Peak Water – Maybe…

Blog, Poverty, Les Routledge

Gwynne Dyer has penned an op ed that claims the world is running out of water required to produce food.  He points to examples like Israel and Saudi Arabia who have cut back on wheat production and now import most of their grains.

I take a different view of this change in that these two examples are situations where markets have been allowed to function and supply the consumers with the lowest cost product.  That solution also happens to conserve scarce supplies of water for human use instead of expending it on producing quite expensive grain.

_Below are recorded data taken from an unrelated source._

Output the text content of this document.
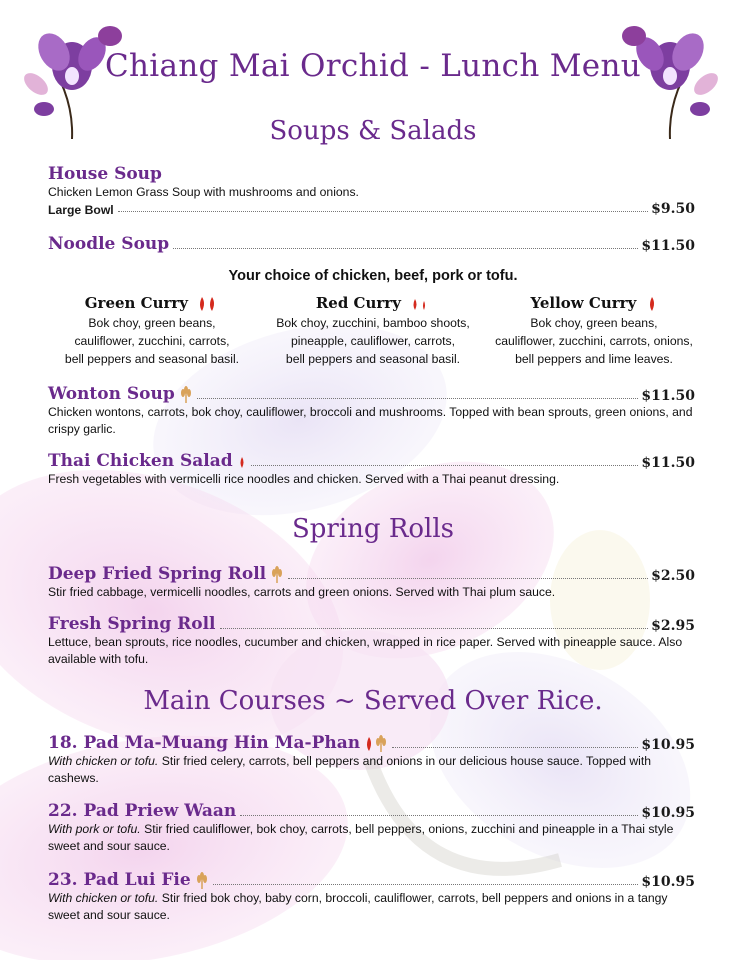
Chiang Mai Orchid - Lunch Menu
Soups & Salads
House Soup
Chicken Lemon Grass Soup with mushrooms and onions.
Large Bowl	$9.50
Noodle Soup	$11.50
Your choice of chicken, beef, pork or tofu.
Green Curry
Bok choy, green beans,
cauliflower, zucchini, carrots,
bell peppers and seasonal basil.
Red Curry
Bok choy, zucchini, bamboo shoots,
pineapple, cauliflower, carrots,
bell peppers and seasonal basil.
Yellow Curry
Bok choy, green beans,
cauliflower, zucchini, carrots, onions,
bell peppers and lime leaves.
Wonton Soup	$11.50
Chicken wontons, carrots, bok choy, cauliflower, broccoli and mushrooms. Topped with bean sprouts, green onions, and crispy garlic.
Thai Chicken Salad	$11.50
Fresh vegetables with vermicelli rice noodles and chicken. Served with a Thai peanut dressing.
Spring Rolls
Deep Fried Spring Roll	$2.50
Stir fried cabbage, vermicelli noodles, carrots and green onions. Served with Thai plum sauce.
Fresh Spring Roll	$2.95
Lettuce, bean sprouts, rice noodles, cucumber and chicken, wrapped in rice paper. Served with pineapple sauce. Also available with tofu.
Main Courses ~ Served Over Rice.
18. Pad Ma-Muang Hin Ma-Phan	$10.95
With chicken or tofu. Stir fried celery, carrots, bell peppers and onions in our delicious house sauce. Topped with cashews.
22. Pad Priew Waan	$10.95
With pork or tofu. Stir fried cauliflower, bok choy, carrots, bell peppers, onions, zucchini and pineapple in a Thai style sweet and sour sauce.
23. Pad Lui Fie	$10.95
With chicken or tofu. Stir fried bok choy, baby corn, broccoli, cauliflower, carrots, bell peppers and onions in a tangy sweet and sour sauce.
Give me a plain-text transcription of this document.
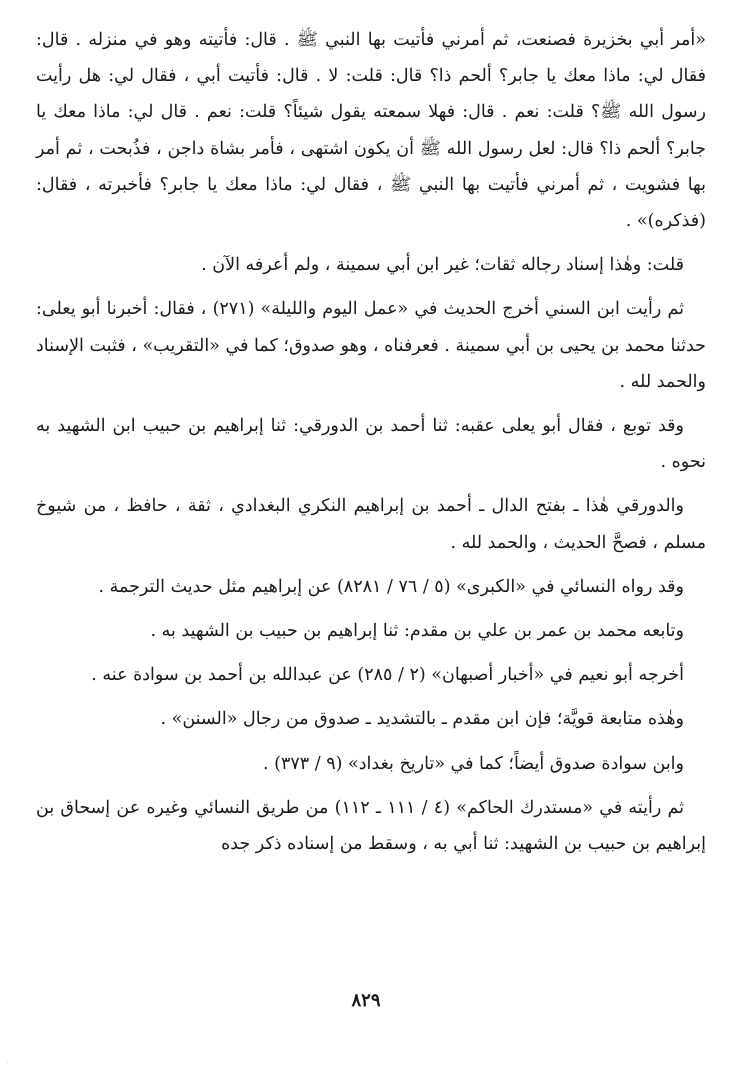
«أمر أبي بخزيرة فصنعت، ثم أمرني فأتيت بها النبي ﷺ . قال: فأتيته وهو في منزله . قال: فقال لي: ماذا معك يا جابر؟ ألحم ذا؟ قال: قلت: لا . قال: فأتيت أبي ، فقال لي: هل رأيت رسول الله ﷺ؟ قلت: نعم . قال: فهلا سمعته يقول شيئاً؟ قلت: نعم . قال لي: ماذا معك يا جابر؟ ألحم ذا؟ قال: لعل رسول الله ﷺ أن يكون اشتهى ، فأمر بشاة داجن ، فذُبحت ، ثم أمر بها فشويت ، ثم أمرني فأتيت بها النبي ﷺ ، فقال لي: ماذا معك يا جابر؟ فأخبرته ، فقال: (فذكره)» .

قلت: وهٰذا إسناد رجاله ثقات؛ غير ابن أبي سمينة ، ولم أعرفه الآن .

ثم رأيت ابن السني أخرج الحديث في «عمل اليوم والليلة» (٢٧١) ، فقال: أخبرنا أبو يعلى: حدثنا محمد بن يحيى بن أبي سمينة . فعرفناه ، وهو صدوق؛ كما في «التقريب» ، فثبت الإسناد والحمد لله .

وقد توبع ، فقال أبو يعلى عقبه: ثنا أحمد بن الدورقي: ثنا إبراهيم بن حبيب ابن الشهيد به نحوه .

والدورقي هٰذا ـ بفتح الدال ـ أحمد بن إبراهيم النكري البغدادي ، ثقة ، حافظ ، من شيوخ مسلم ، فصحَّ الحديث ، والحمد لله .

وقد رواه النسائي في «الكبرى» (٥ / ٧٦ / ٨٢٨١) عن إبراهيم مثل حديث الترجمة .

وتابعه محمد بن عمر بن علي بن مقدم: ثنا إبراهيم بن حبيب بن الشهيد به .

أخرجه أبو نعيم في «أخبار أصبهان» (٢ / ٢٨٥) عن عبدالله بن أحمد بن سوادة عنه .

وهٰذه متابعة قويَّة؛ فإن ابن مقدم ـ بالتشديد ـ صدوق من رجال «السنن» .

وابن سوادة صدوق أيضاً؛ كما في «تاريخ بغداد» (٩ / ٣٧٣) .

ثم رأيته في «مستدرك الحاكم» (٤ / ١١١ ـ ١١٢) من طريق النسائي وغيره عن إسحاق بن إبراهيم بن حبيب بن الشهيد: ثنا أبي به ، وسقط من إسناده ذكر جده

٨٢٩
·
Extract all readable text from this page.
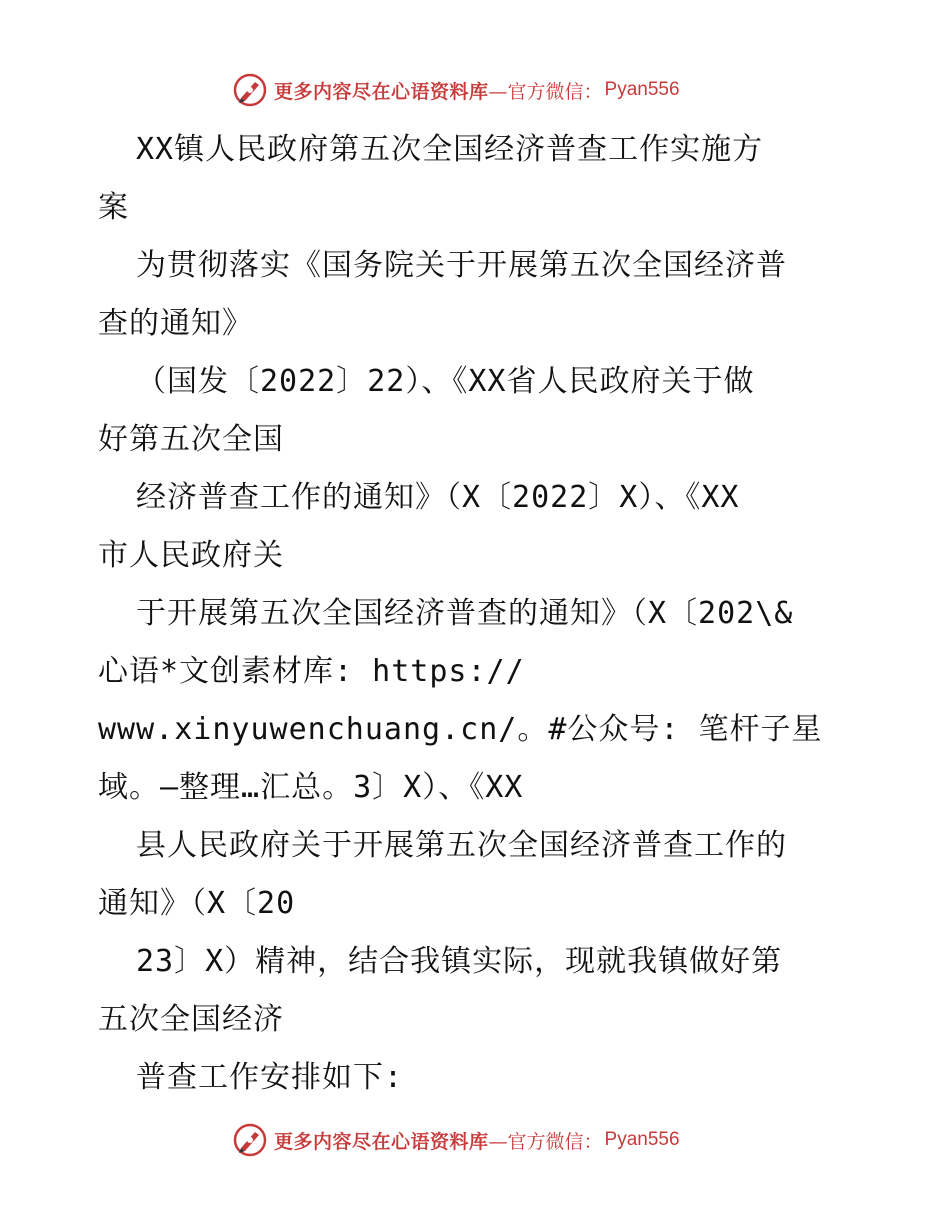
更多内容尽在心语资料库 —官方微信： Pyan556
XX镇人民政府第五次全国经济普查工作实施方
案
为贯彻落实《国务院关于开展第五次全国经济普
查的通知》
（国发〔2022〕22）、《XX省人民政府关于做
好第五次全国
经济普查工作的通知》（X〔2022〕X）、《XX
市人民政府关
于开展第五次全国经济普查的通知》（X〔202\&
心语*文创素材库: https://
www.xinyuwenchuang.cn/。#公众号: 笔杆子星
域。—整理…汇总。3〕X）、《XX
县人民政府关于开展第五次全国经济普查工作的
通知》（X〔20
23〕X）精神，结合我镇实际，现就我镇做好第
五次全国经济
普查工作安排如下:
更多内容尽在心语资料库 —官方微信： Pyan556
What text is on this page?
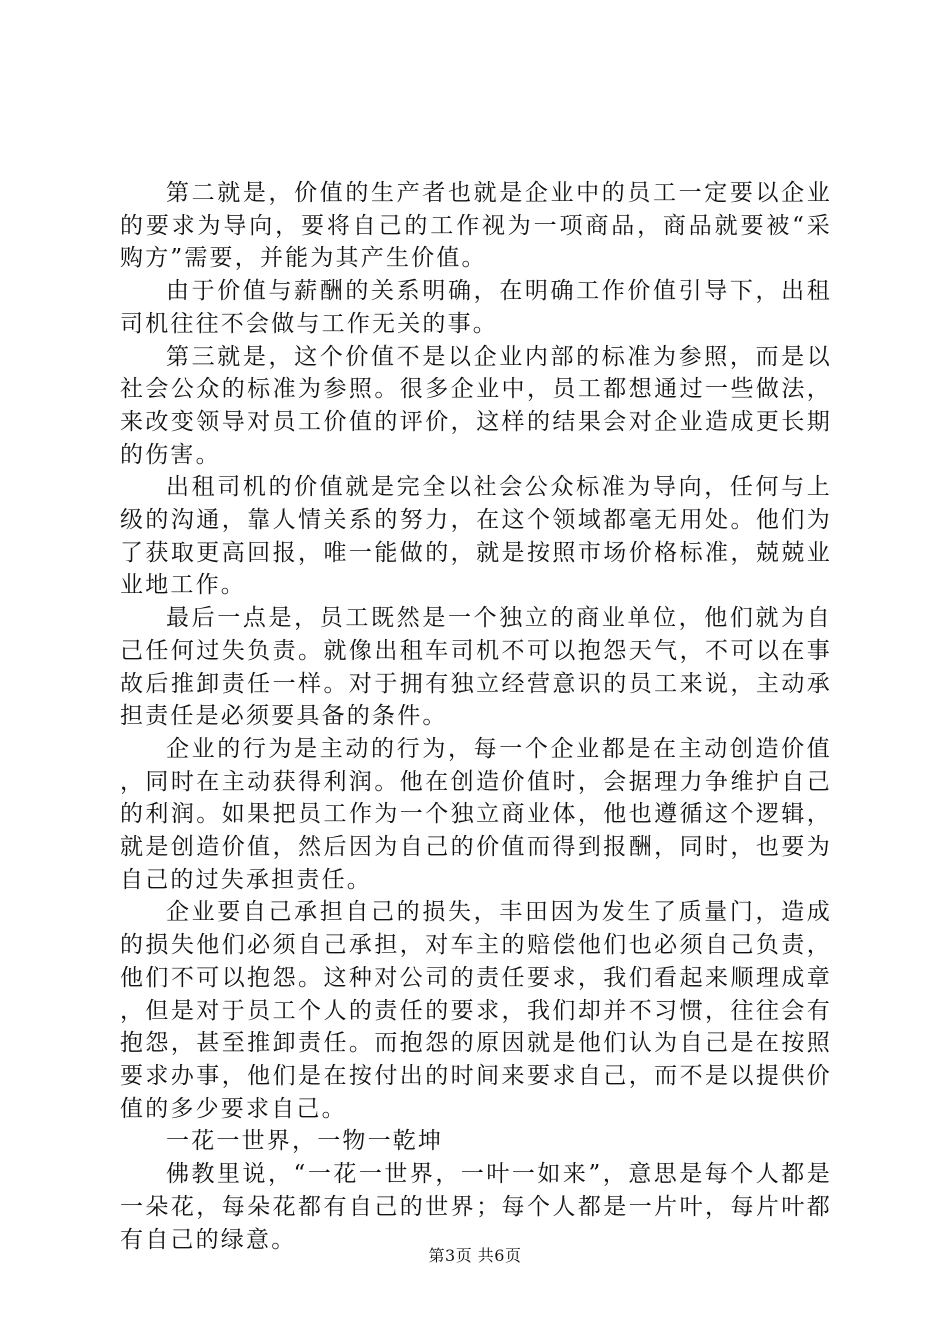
第二就是，价值的生产者也就是企业中的员工一定要以企业的要求为导向，要将自己的工作视为一项商品，商品就要被“采购方”需要，并能为其产生价值。

由于价值与薪酬的关系明确，在明确工作价值引导下，出租司机往往不会做与工作无关的事。

第三就是，这个价值不是以企业内部的标准为参照，而是以社会公众的标准为参照。很多企业中，员工都想通过一些做法，来改变领导对员工价值的评价，这样的结果会对企业造成更长期的伤害。

出租司机的价值就是完全以社会公众标准为导向，任何与上级的沟通，靠人情关系的努力，在这个领域都毫无用处。他们为了获取更高回报，唯一能做的，就是按照市场价格标准，兢兢业业地工作。

最后一点是，员工既然是一个独立的商业单位，他们就为自己任何过失负责。就像出租车司机不可以抱怨天气，不可以在事故后推卸责任一样。对于拥有独立经营意识的员工来说，主动承担责任是必须要具备的条件。

企业的行为是主动的行为，每一个企业都是在主动创造价值，同时在主动获得利润。他在创造价值时，会据理力争维护自己的利润。如果把员工作为一个独立商业体，他也遵循这个逻辑，就是创造价值，然后因为自己的价值而得到报酬，同时，也要为自己的过失承担责任。

企业要自己承担自己的损失，丰田因为发生了质量门，造成的损失他们必须自己承担，对车主的赔偿他们也必须自己负责，他们不可以抱怨。这种对公司的责任要求，我们看起来顺理成章，但是对于员工个人的责任的要求，我们却并不习惯，往往会有抱怨，甚至推卸责任。而抱怨的原因就是他们认为自己是在按照要求办事，他们是在按付出的时间来要求自己，而不是以提供价值的多少要求自己。

一花一世界，一物一乾坤

佛教里说，“一花一世界，一叶一如来”，意思是每个人都是一朵花，每朵花都有自己的世界；每个人都是一片叶，每片叶都有自己的绿意。

第3页 共6页
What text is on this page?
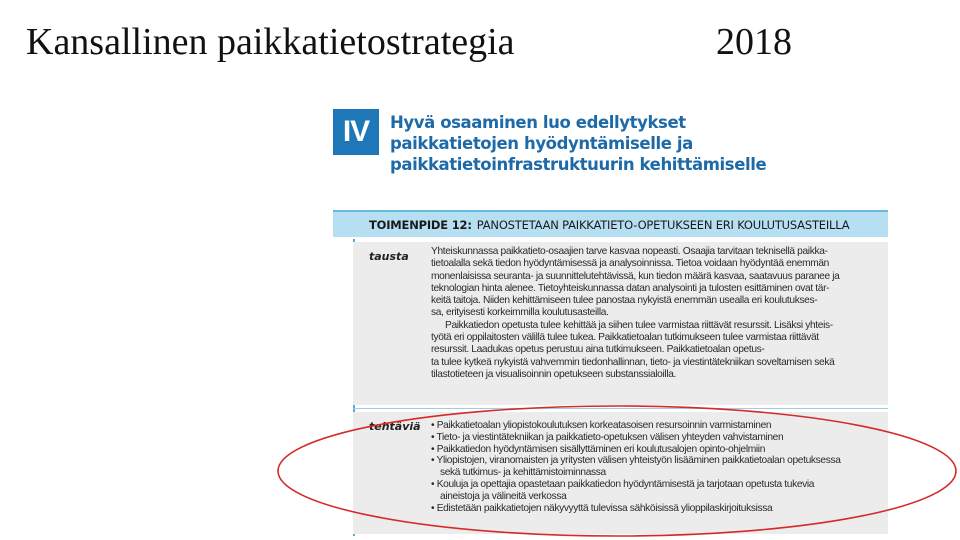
Kansallinen paikkatietostrategia	2018
IV	Hyvä osaaminen luo edellytykset
paikkatietojen hyödyntämiselle ja
paikkatietoinfrastruktuurin kehittämiselle
TOIMENPIDE 12: PANOSTETAAN PAIKKATIETO-OPETUKSEEN ERI KOULUTUSASTEILLA
tausta Yhteiskunnassa paikkatieto-osaajien tarve kasvaa nopeasti. Osaajia tarvitaan teknisellä paikka-
tietoalalla sekä tiedon hyödyntämisessä ja analysoinnissa. Tietoa voidaan hyödyntää enemmän
monenlaisissa seuranta- ja suunnittelutehtävissä, kun tiedon määrä kasvaa, saatavuus paranee ja
teknologian hinta alenee. Tietoyhteiskunnassa datan analysointi ja tulosten esittäminen ovat tär-
keitä taitoja. Niiden kehittämiseen tulee panostaa nykyistä enemmän usealla eri koulutukses-
sa, erityisesti korkeimmilla koulutusasteilla.
Paikkatiedon opetusta tulee kehittää ja siihen tulee varmistaa riittävät resurssit. Lisäksi yhteis-
työtä eri oppilaitosten välillä tulee tukea. Paikkatietoalan tutkimukseen tulee varmistaa riittävät
resurssit. Laadukas opetus perustuu aina tutkimukseen. Paikkatietoalan opetus-
ta tulee kytkeä nykyistä vahvemmin tiedonhallinnan, tieto- ja viestintätekniikan soveltamisen sekä
tilastotieteen ja visualisoinnin opetukseen substanssialoilla.
tehtäviä • Paikkatietoalan yliopistokoulutuksen korkeatasoisen resursoinnin varmistaminen
• Tieto- ja viestintätekniikan ja paikkatieto-opetuksen välisen yhteyden vahvistaminen
• Paikkatiedon hyödyntämisen sisällyttäminen eri koulutusalojen opinto-ohjelmiin
• Yliopistojen, viranomaisten ja yritysten välisen yhteistyön lisääminen paikkatietoalan opetuksessa
sekä tutkimus- ja kehittämistoiminnassa
• Kouluja ja opettajia opastetaan paikkatiedon hyödyntämisestä ja tarjotaan opetusta tukevia
aineistoja ja välineitä verkossa
• Edistetään paikkatietojen näkyvyyttä tulevissa sähköisissä ylioppilaskirjoituksissa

While I have not problem with sustainable irrigation that uses water that is replenished by nature over time, the idea of producing crops using fossil water is problematic in my mind.

On a global scale, a lot of land is used to grow crops that supply fuel, fibre, industrial feed stocks, or recreational purposes.  In the event that supply does become scarce, hopefully governments will allow market forces to function and allocate land use and, by extension, grain supplies to human consumption instead of nice-to-have products like bio-fuels, natural fibers (e.g cotton, linen), industrial products, or golf courses and camping grounds.

In addition, hopefully the world can figure out how to solve the challenges of civil conflict that are the root cause of starvation and hunger in many parts of the world.  It is challenging to farm when there is limit personal security and security of land tenure. led alone invest in drought proofing measures that will produce a more reliable and stable supply of food.